Igualmente lesiva e inaceptable -pero ahora sin justificación "institucional"- resulta la omisión de Barragán, si no como escultor estrictamente hablando, como uno de los que más influyeron en la reconciliación de la arquitectura con el arte (específicamente, con la escultura) después de siglo y medio de confrontaciones entre los gremios (que, cabe recordarlo, provocaron la huelga en la Academia de San Carlos en 1911 y una célebre polémica entre Diego Rivera y Joaquín Méndez Rivas, en 1924). El deslizamiento de la arquitectura hacia formas depuradas que provienen de las vanguardias plásticas, y su complemento y contraparte, la inserción de la escultura monumental en un contexto arquitectónico, se enraízan en teoría en el discurso sobre arte público en acción en México desde los años veinte. Por ello, el surgimiento en México de una escultura geométrica que hace eco al pop art europeo de los sesenta o al arte cinético de Jesús Soto o Cruz Diez implicó, en tanto que arte público, una revisión drástica de la función de la escultura, que antecede y anuncia la aparición de "esculturas en campo abierto" y de intervenciones en el paisaje. En ese sentido, presentar una sola obra de Sebastián de pequeñas dimensiones sin reparar en las series iniciales de frágiles papeles plegados, impide evaluar en su justa medida la compleja trayectoria de quien se convirtió, nos guste o no, en el escultor más visible del país.

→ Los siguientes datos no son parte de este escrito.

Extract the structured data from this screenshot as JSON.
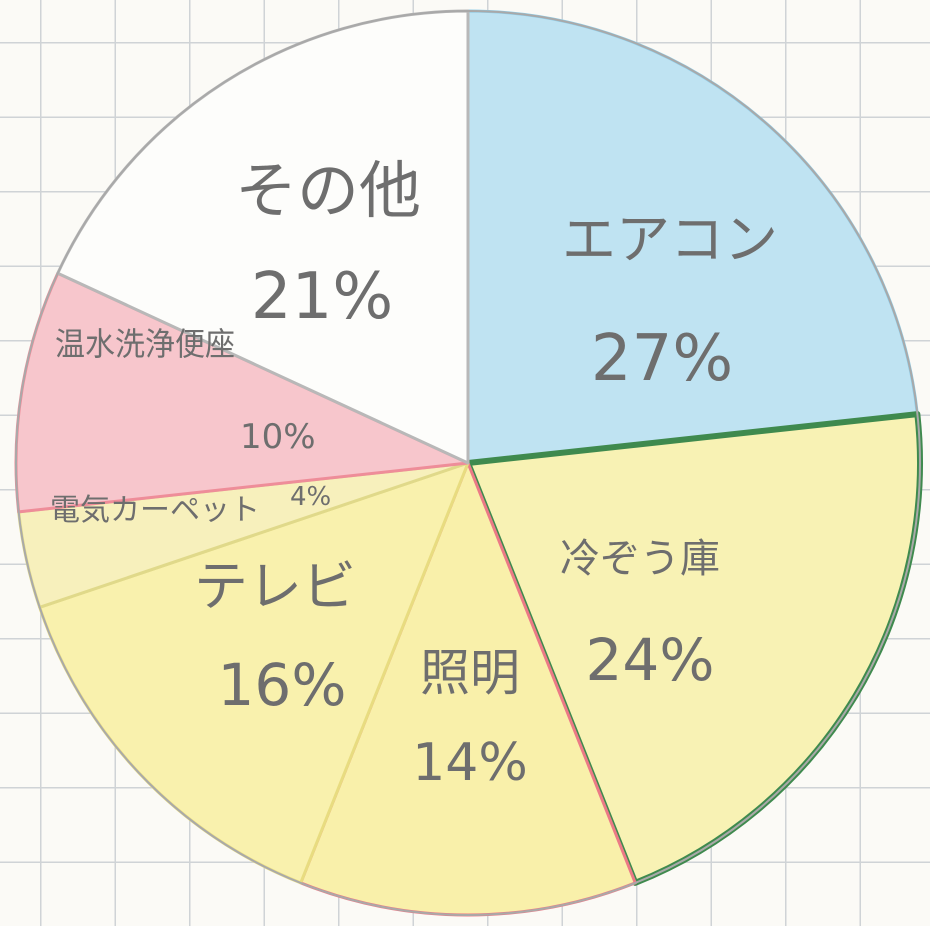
{
  "chart_data": {
    "type": "pie",
    "title": "",
    "slices": [
      {
        "name": "エアコン",
        "value": 27,
        "value_label": "27%",
        "color": "#bfe3f2",
        "edge": "#8fcbe6"
      },
      {
        "name": "冷ぞう庫",
        "value": 24,
        "value_label": "24%",
        "color": "#f8f2b4",
        "edge": "#3f8a4e"
      },
      {
        "name": "照明",
        "value": 14,
        "value_label": "14%",
        "color": "#f9f0aa",
        "edge": "#ec7a86"
      },
      {
        "name": "テレビ",
        "value": 16,
        "value_label": "16%",
        "color": "#f9f1ad",
        "edge": "#e8dc80"
      },
      {
        "name": "電気カーペット",
        "value": 4,
        "value_label": "4%",
        "color": "#f7f0bc",
        "edge": "#e0d98a"
      },
      {
        "name": "温水洗浄便座",
        "value": 10,
        "value_label": "10%",
        "color": "#f7c6cc",
        "edge": "#ee8d99"
      },
      {
        "name": "その他",
        "value": 21,
        "value_label": "21%",
        "color": "#fdfdfb",
        "edge": "#b8b8b8"
      }
    ],
    "start_angle_deg": 0,
    "direction": "clockwise",
    "legend": "none"
  }
}
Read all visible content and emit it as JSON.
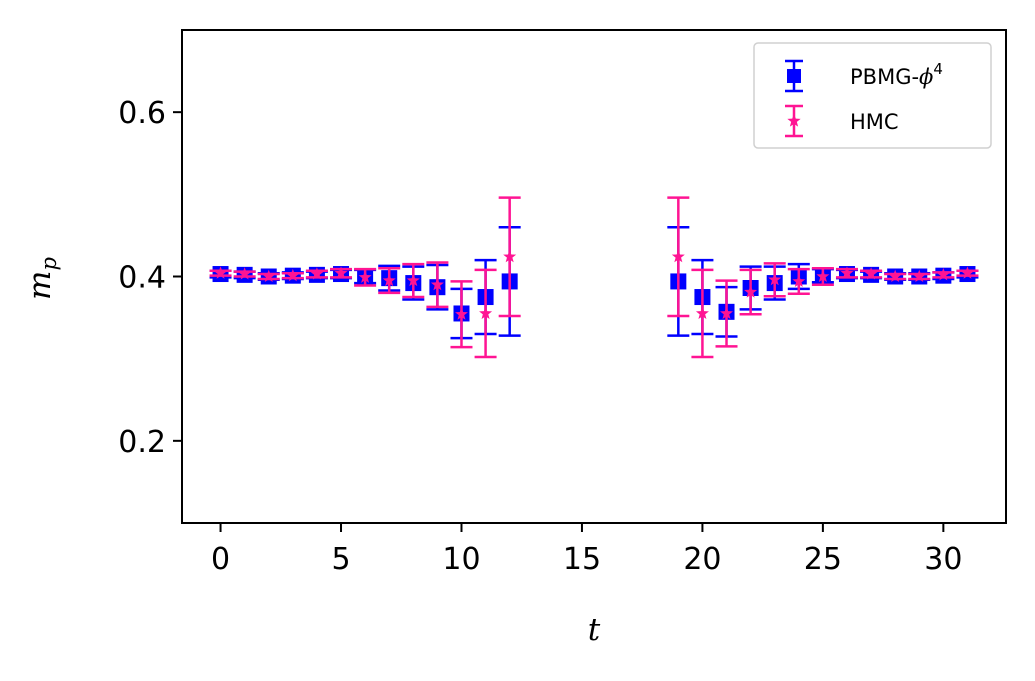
{
  "chart_data": {
    "type": "scatter",
    "title": "",
    "xlabel": "t",
    "ylabel_main": "m",
    "ylabel_sub": "p",
    "xlim": [
      -1.6,
      32.6
    ],
    "ylim": [
      0.1,
      0.7
    ],
    "xticks": [
      0,
      5,
      10,
      15,
      20,
      25,
      30
    ],
    "xtick_labels": [
      "0",
      "5",
      "10",
      "15",
      "20",
      "25",
      "30"
    ],
    "yticks": [
      0.2,
      0.4,
      0.6
    ],
    "ytick_labels": [
      "0.2",
      "0.4",
      "0.6"
    ],
    "grid": false,
    "legend_position": "top-right",
    "series": [
      {
        "name": "PBMG-ϕ⁴",
        "legend_main": "PBMG-",
        "legend_phi": "ϕ",
        "legend_sup": "4",
        "marker": "square",
        "color": "#0000ff",
        "points": [
          {
            "x": 0,
            "y": 0.403,
            "err": 0.004
          },
          {
            "x": 1,
            "y": 0.402,
            "err": 0.004
          },
          {
            "x": 2,
            "y": 0.4,
            "err": 0.004
          },
          {
            "x": 3,
            "y": 0.401,
            "err": 0.004
          },
          {
            "x": 4,
            "y": 0.402,
            "err": 0.004
          },
          {
            "x": 5,
            "y": 0.403,
            "err": 0.005
          },
          {
            "x": 6,
            "y": 0.4,
            "err": 0.008
          },
          {
            "x": 7,
            "y": 0.398,
            "err": 0.015
          },
          {
            "x": 8,
            "y": 0.392,
            "err": 0.02
          },
          {
            "x": 9,
            "y": 0.387,
            "err": 0.027
          },
          {
            "x": 10,
            "y": 0.355,
            "err": 0.03
          },
          {
            "x": 11,
            "y": 0.375,
            "err": 0.045
          },
          {
            "x": 12,
            "y": 0.394,
            "err": 0.066
          },
          {
            "x": 19,
            "y": 0.394,
            "err": 0.066
          },
          {
            "x": 20,
            "y": 0.375,
            "err": 0.045
          },
          {
            "x": 21,
            "y": 0.357,
            "err": 0.03
          },
          {
            "x": 22,
            "y": 0.386,
            "err": 0.026
          },
          {
            "x": 23,
            "y": 0.392,
            "err": 0.02
          },
          {
            "x": 24,
            "y": 0.4,
            "err": 0.015
          },
          {
            "x": 25,
            "y": 0.401,
            "err": 0.008
          },
          {
            "x": 26,
            "y": 0.403,
            "err": 0.005
          },
          {
            "x": 27,
            "y": 0.402,
            "err": 0.004
          },
          {
            "x": 28,
            "y": 0.4,
            "err": 0.004
          },
          {
            "x": 29,
            "y": 0.4,
            "err": 0.004
          },
          {
            "x": 30,
            "y": 0.401,
            "err": 0.004
          },
          {
            "x": 31,
            "y": 0.403,
            "err": 0.004
          }
        ]
      },
      {
        "name": "HMC",
        "legend_main": "HMC",
        "marker": "star",
        "color": "#ff1493",
        "points": [
          {
            "x": 0,
            "y": 0.404,
            "err": 0.003
          },
          {
            "x": 1,
            "y": 0.403,
            "err": 0.003
          },
          {
            "x": 2,
            "y": 0.4,
            "err": 0.003
          },
          {
            "x": 3,
            "y": 0.401,
            "err": 0.003
          },
          {
            "x": 4,
            "y": 0.403,
            "err": 0.004
          },
          {
            "x": 5,
            "y": 0.404,
            "err": 0.005
          },
          {
            "x": 6,
            "y": 0.399,
            "err": 0.01
          },
          {
            "x": 7,
            "y": 0.395,
            "err": 0.015
          },
          {
            "x": 8,
            "y": 0.395,
            "err": 0.02
          },
          {
            "x": 9,
            "y": 0.39,
            "err": 0.027
          },
          {
            "x": 10,
            "y": 0.354,
            "err": 0.04
          },
          {
            "x": 11,
            "y": 0.355,
            "err": 0.053
          },
          {
            "x": 12,
            "y": 0.424,
            "err": 0.072
          },
          {
            "x": 19,
            "y": 0.424,
            "err": 0.072
          },
          {
            "x": 20,
            "y": 0.355,
            "err": 0.053
          },
          {
            "x": 21,
            "y": 0.355,
            "err": 0.04
          },
          {
            "x": 22,
            "y": 0.381,
            "err": 0.027
          },
          {
            "x": 23,
            "y": 0.396,
            "err": 0.02
          },
          {
            "x": 24,
            "y": 0.394,
            "err": 0.015
          },
          {
            "x": 25,
            "y": 0.4,
            "err": 0.01
          },
          {
            "x": 26,
            "y": 0.404,
            "err": 0.005
          },
          {
            "x": 27,
            "y": 0.403,
            "err": 0.004
          },
          {
            "x": 28,
            "y": 0.4,
            "err": 0.003
          },
          {
            "x": 29,
            "y": 0.4,
            "err": 0.003
          },
          {
            "x": 30,
            "y": 0.402,
            "err": 0.003
          },
          {
            "x": 31,
            "y": 0.404,
            "err": 0.003
          }
        ]
      }
    ]
  }
}
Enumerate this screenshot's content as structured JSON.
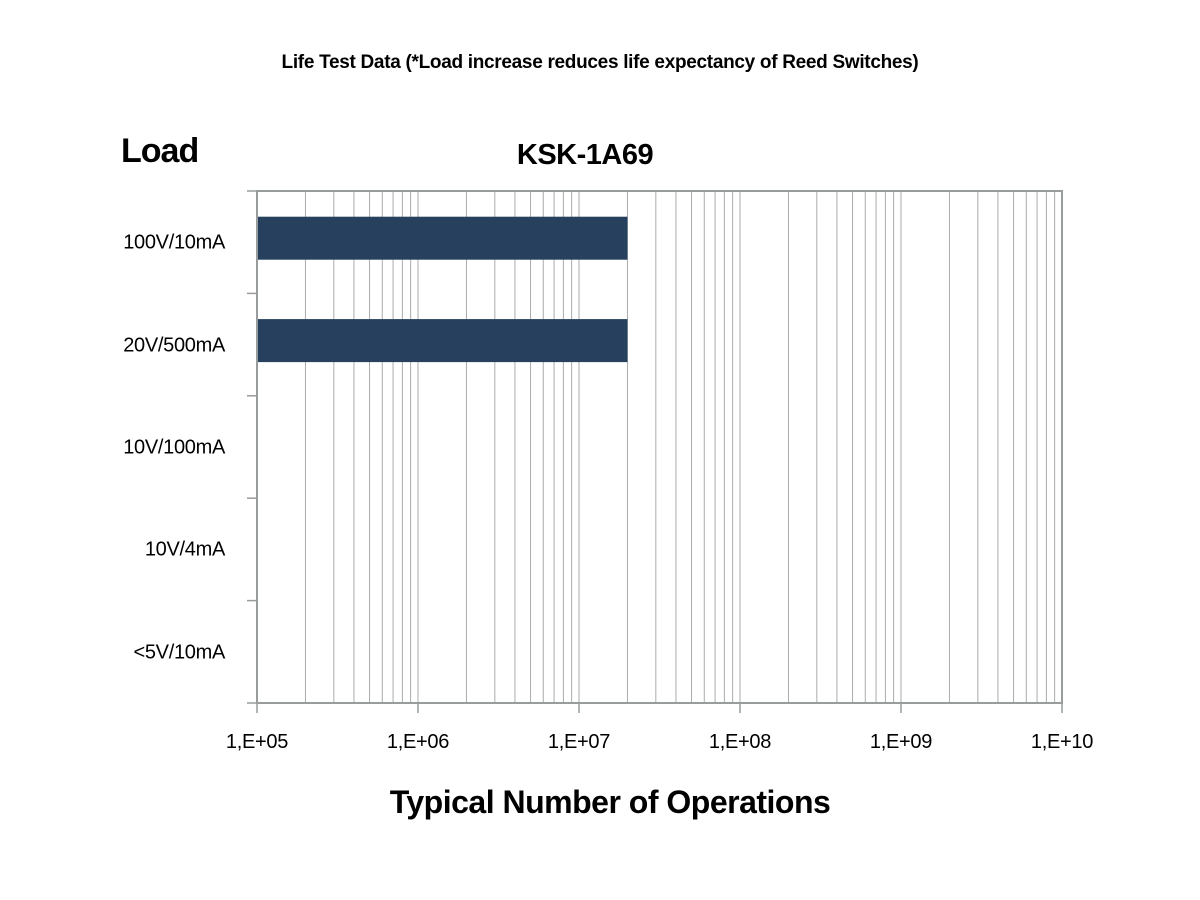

No considerar el recorrido que llevó a Mathias Goeritz de los relieves monocromáticos -hasta cierto punto privados-, a la elaboración conjunta con Barragán de un verdadero sistema escultórico público, que no culminó con la construcción de las Torres de Satélite, sino con los proyectos integrales y colectivos del Museo del Eco, la Ruta de la Amistad o el Espacio escultórico, significa restarle a la escultura mexicana, no sólo algunas de sus obras más dinámicas, sino su característica fundamental, una mutación del arte que se prolonga hasta nuestros días, con la atomización de los formatos tradicionales, y debió ser incluida en la muestra, aunque fuera con planos, proyectos y fotografías. La simple y llana eliminación del trabajo escultórico de Tamayo (que los organizadores consideraron "aleatorio") borra de la historia una de las primeras recuperaciones oficiales (corporativas) de estos avances.

Con la excepción de la puerta monumental del Politécnico de Jesús Mayagoitía (Hermafrodita, 1989) y de una irónica lamina azul remachada de Cuevas (El tambor), todas las piezas en la exposición, por lo tanto, son de formato "casero", miniatura inclusive, como los bibelots artísticos que encarga la orfebrería Tane a sus artistas predilectos (que no siempre son escultores). No obstante las dos recias piezas de bronce de Pedro Coronel, la exposición empieza, realmente, en la Sala Nacional, dedicada al geometrismo. El salón dedicado a Felguérez, quizás el único que esboza un contexto, permite revisar con nuevos ojos media docena de obras (restauradas) marcadas por un look sesentero que se está volviendo de moda, y descubrir una pieza excepcional de una Helen Escobedo geométrica (Unión Círculo, 1968). Goeritz está apenas representado por una serie de maquetas (consideradas aquí, aparentemente, como "obras terminadas") y un diminuto cuadro de su serie de "clavados" que, si bien tiene "relieve" de ninguna manera puede ser considerado una "escultura", como tampoco lo son el avión hecho con lápices de colores o el marco con figuras miniaturas de madera de Pedro Friedeberg.